Wang Longmeng said the IOC is playing along with Chinese leader Xi Jinping's propaganda campaign to paint China as an international power as he prepares to take a third term in office next year.
"The Winter Olympics is a major international event happening just before Xi seeks re-election [by party leaders]," he said. "The IOC is helping to prepare the ground for Beijing ... and have turned into a commercial organization that has abandoned the spirit and the values of the Olympics."
"In contrast to the WTA, they are bowing down to Beijing's money and power."
Concerns over boycott
Dilxat Raxit, spokesperson for the World Uyghur Conference on China, said Beijing is likely worried that the international community will boycott the event in protest at the CCP's human rights record, particularly the mass incarceration and widespread persecution of Uyghurs and other ethnic groups in Xinjiang.
"The Peng Shuai incident has sparked international calls for a boycott of the Winter Olympics in Beijing, and so the Chinese government has launched a major foreign propaganda offensive to save the event," he said.
"The IOC, which has long been the willing servant of the Chinese government, is now preparing the ground for that offensive," he said, adding that the IOC has continued to turn a blind eye to mass human rights violations against Uyghurs, saying politics should be kept out of sporting events.
"The IOC is already an accomplice to ... the Chinese government's genocide," he said.
Outspoken NBA star Enes Kanter called on Twitter for the Olympics to be moved.
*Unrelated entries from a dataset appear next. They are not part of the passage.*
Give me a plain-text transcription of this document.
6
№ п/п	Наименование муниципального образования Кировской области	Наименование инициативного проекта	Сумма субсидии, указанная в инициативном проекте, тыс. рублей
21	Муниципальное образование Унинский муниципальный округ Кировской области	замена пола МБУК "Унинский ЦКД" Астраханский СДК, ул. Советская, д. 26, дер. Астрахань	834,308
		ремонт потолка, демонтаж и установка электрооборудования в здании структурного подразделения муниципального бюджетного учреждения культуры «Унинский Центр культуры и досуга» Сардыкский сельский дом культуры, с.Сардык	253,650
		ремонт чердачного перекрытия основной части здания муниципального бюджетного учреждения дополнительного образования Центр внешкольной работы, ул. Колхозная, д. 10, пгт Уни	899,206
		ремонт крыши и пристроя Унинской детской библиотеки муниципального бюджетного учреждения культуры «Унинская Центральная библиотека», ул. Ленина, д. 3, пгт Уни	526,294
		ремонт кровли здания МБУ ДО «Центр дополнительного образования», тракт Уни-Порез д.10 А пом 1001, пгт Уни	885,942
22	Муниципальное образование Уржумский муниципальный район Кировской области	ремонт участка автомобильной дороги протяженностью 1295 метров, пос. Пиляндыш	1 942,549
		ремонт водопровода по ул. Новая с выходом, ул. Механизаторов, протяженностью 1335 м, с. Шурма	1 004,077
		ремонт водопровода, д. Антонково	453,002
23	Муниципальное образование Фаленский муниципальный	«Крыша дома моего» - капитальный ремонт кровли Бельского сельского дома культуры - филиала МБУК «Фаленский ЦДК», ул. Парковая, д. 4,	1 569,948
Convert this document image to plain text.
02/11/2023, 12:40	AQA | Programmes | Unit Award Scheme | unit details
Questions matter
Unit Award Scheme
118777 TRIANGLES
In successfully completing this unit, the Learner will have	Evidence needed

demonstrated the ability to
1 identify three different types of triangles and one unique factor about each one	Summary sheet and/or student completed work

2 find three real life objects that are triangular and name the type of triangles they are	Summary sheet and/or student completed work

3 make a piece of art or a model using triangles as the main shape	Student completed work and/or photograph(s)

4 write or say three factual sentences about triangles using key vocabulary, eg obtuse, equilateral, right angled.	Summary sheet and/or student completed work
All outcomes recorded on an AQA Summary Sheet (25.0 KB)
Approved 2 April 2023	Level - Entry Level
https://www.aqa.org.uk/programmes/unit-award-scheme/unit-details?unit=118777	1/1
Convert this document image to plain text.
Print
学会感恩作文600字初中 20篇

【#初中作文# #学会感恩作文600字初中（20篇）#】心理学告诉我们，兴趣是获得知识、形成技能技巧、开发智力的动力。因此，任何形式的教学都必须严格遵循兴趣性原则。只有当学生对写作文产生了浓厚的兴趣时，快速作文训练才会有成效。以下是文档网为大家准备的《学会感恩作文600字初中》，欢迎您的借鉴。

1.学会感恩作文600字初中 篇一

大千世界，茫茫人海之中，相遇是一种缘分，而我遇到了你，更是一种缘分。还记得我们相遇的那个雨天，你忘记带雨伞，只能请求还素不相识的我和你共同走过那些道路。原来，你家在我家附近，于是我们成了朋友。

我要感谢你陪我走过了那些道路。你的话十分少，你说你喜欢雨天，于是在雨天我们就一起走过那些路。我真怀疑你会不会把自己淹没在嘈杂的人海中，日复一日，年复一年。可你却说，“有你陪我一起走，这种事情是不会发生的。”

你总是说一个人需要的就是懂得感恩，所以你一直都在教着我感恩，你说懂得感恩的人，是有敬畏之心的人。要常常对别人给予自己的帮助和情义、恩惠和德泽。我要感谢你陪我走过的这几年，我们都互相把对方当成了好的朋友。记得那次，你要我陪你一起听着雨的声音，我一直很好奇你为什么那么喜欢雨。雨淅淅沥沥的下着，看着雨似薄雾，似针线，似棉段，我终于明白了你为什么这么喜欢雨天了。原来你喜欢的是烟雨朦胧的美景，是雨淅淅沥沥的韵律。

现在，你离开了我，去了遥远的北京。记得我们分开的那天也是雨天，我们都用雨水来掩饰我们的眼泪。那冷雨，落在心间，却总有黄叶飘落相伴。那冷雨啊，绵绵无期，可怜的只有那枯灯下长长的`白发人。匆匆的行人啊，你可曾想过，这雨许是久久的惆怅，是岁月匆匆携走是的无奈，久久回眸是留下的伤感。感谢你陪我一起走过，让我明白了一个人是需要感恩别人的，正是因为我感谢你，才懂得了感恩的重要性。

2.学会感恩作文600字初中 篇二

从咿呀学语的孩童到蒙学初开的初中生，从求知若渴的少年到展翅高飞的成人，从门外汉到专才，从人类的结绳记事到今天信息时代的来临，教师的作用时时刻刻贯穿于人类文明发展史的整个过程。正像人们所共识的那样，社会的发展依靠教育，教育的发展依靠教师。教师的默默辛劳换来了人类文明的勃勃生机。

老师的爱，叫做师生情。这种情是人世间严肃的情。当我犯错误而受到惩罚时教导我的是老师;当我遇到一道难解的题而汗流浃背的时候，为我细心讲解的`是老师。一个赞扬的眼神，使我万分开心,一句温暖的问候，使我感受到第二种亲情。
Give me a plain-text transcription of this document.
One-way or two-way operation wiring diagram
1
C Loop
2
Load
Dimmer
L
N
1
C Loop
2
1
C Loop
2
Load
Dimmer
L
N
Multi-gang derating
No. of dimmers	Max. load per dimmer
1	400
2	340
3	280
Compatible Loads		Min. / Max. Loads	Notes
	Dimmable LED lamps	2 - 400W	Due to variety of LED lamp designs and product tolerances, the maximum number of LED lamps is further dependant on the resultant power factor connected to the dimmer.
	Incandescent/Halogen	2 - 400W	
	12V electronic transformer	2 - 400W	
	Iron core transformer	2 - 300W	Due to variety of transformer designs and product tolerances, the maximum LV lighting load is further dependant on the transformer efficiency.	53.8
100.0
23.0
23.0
"Move the Olympics for Peng Shuai’s Sake!!!," Kanter tweeted. "It's time for us to WAKE UP and SPEAK UP!!"
"All the gold medals in the WORLD aren’t worth selling your morals, values and your principles," he wrote.
In an op-ed piece for the Wall Street Journal, Kanter said it was time that international companies and organizations stopped steering away from "sensitive topics" likely to anger Beijing, including Tibetan independence, the Uyghur genocide, Hong Kong's pro-democracy movement, and Taiwan's self-rule.
"We need to realize that the authoritarian Chinese government isn’t our friend," Kanter wrote. "The Communist Party is a brutal dictatorship that has weaponized economic power to achieve ideological and political compliance."
"Western athletes can and should use our global platforms to lend a voice to those being silenced ... Let's ... keep demanding answers until we know for sure [Peng] is safe."
Translated and edited by Luisetta Mudie.